El senador independiente, Kenneth Pugh, insistió en la necesidad de que el país tenga una adecuada ciberseguridad de todos los procesos que se realizan, ya que es la única forma de crear una confianza digital para avanzar en una gobernanza que sea participativa de la Inteligencia Artificial (IA).

El legislador por Valparaíso participó en el webinar “Gobernanza participativa de la Inteligencia Artificial”, organizado por el Banco Interamericano de Desarrollo en Chile, donde se analizó el diseño participativo de la “Política Nacional de Inteligencia Artificial” a cargo del Gobierno chileno.

En ese sentido, Pugh resaltó el concepto que viene acuñando desde hace un tiempo respecto al “proceso de una república digital”, lo cual a su juicio es un desafío que tienen los legisladores para poder conocer el entorno y cómo hacer legislaciones que solucionen problemas.

Para el senador, la población humana es “pequeñísima comparada con la cantidad de dispositivos conectados a internet y que están tomando decisiones, y eso es lo relevante. Ya vamos en 50 millones de dispositivos con apenas 7,8 millones de personas”.

Hoy los dispositivos están al alcance de la mano. Por 12 dólares se puede comprar un dispositivo y por eso es importante que los legisladores también juguemos con los dispositivos y veamos qué somos capaces de programar para entender, porque hoy la sabiduría está abajo, en esa capa y el desafío es entender que el nivel más pequeño tiene la capacidad de tomar decisiones que pueden impactar en la sociedad”, explicó en su intervención.

Ante esta realidad, el parlamentario dijo que es necesario y fundamental tener una política de Inteligencia Artificial, lo cual fue propuesto al Gobierno y reconociendo a su vez a la Comisión Desafío del Futuro que “fue visionaria para poner este tema en la agenda pública. Ya tenemos a todos trabajando y cuando digo a todos, esto está llegando a regiones”.

Pugh también planteo la búsqueda de un “algoritmo ético”, debido a que estos no tienen personalidad jurídica, no tienen capacidad para tener derechos, obligaciones o responder, lo cual ha sido refrendado por variados abogados expertos.

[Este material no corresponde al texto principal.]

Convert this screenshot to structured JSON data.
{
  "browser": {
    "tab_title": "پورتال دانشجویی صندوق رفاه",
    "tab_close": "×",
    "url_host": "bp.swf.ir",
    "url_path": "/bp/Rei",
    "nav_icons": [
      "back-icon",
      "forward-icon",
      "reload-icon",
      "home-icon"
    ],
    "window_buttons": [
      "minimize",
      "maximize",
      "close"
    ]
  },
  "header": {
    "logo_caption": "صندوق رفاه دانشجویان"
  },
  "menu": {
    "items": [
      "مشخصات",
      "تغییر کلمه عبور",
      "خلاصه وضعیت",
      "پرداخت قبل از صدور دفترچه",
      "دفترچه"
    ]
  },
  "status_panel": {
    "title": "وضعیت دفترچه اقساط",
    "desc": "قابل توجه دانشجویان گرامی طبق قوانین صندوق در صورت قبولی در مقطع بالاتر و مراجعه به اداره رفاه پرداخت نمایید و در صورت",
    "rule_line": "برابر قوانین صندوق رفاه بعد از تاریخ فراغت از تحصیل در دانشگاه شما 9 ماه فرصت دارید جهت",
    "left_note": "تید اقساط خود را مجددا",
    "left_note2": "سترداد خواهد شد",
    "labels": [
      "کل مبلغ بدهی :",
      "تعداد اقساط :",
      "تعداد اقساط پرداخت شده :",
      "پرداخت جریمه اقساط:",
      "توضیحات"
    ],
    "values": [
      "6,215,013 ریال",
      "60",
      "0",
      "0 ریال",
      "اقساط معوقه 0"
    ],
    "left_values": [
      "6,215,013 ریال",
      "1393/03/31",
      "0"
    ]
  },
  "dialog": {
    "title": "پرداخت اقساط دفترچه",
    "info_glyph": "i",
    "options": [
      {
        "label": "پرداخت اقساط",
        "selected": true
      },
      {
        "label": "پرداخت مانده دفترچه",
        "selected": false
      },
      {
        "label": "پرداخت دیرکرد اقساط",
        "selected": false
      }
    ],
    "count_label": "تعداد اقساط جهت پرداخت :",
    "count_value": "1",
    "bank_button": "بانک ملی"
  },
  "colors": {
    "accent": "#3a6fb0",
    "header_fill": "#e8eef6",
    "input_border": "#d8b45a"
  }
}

Dicen que estos algoritmos pueden desvincular las decisiones de su creador y ese es un tema reflexivo profundo, dónde uno puede encontrar la frontera de donde está el hombre y donde parte la máquina. ¿Podrá entonces cometer delitos o crímenes esta Inteligencia Artificial?”, precisó.

Por tal motivo, sostuvo que es necesario revisar el contrato social, el cual a su juicio continúa vigente a pesar del avance tecnológico, pero lo que hay que hacer es ver el denominado “adendum digital”, básicamente entre lo físico y digital, la confianza digital y “eso en términos técnicos es interoperatividad, porque provee certeza jurídica de todos, del Estado, de las personas natural o jurídica y de los dispositivos conectados a red porque tienen que tener un contrato”.

Afirmó que si no se cumplen los requisitos de seguridad digital, “no habrá confianza digital, será imposible entrar al mundo de la inteligencia digital para poder entender qué es lo que no está pasando y para eso, esta nueva casa digital debe tener interoperatividad para darle la certeza jurídica, así crear confianza digital y de transformarse digitalmente lo que tiene que ir con mucha ciberseguridad”.

¿Dónde tenemos los desafíos legislativos en inteligencia artificial? Lograr en que se centre el servicio a la humanidad, creer que las tecnologías no son ni buenas ni malas, sino que depende de cómo las usemos, tienen que servir a la humanidad para que la humanidad pueda prosperar protegiendo siempre a las personas, eso quizás es lo más importante, el derecho de las personas y el derecho a la protección de los datos personales”, señaló.

Pugh dijo que “somos las personas las que tenemos que cambiar, por lo tanto el desafío es al cambio cultural a una sociedad digital completa que tiene que ser segura e informada, entonces nuestro desafío es llegar a todos en todos los lugares, tiene que haber inclusión digital y nadie puede quedar afuera”.

Respecto a las políticas públicas, el senador precisó que “tiene que haber más data y menos guata, tenemos que basar en evidencia concreta y la evidencia es que fue una ley experimental en una parte del Inapi cuando partió hablando del teletrabajo. Hoy tenemos una ley de teletrabajo y tenemos 12 horas de desconexión”.

Y agregó que lo más valioso que en la actualidad son los datos que llevan a una nueva economía, “la economía digital y Chile ha sido pionero porque firmó un acuerdo con Nueva Zelanda y Singapur y por ahí va de cómo logramos usar el cable donde se transporta los datos. La nube no está en el espacio, está en los cables debajo de los océanos y servidores, y cómo logramos entonces tener soberanía digital, esos son los temas relevantes”.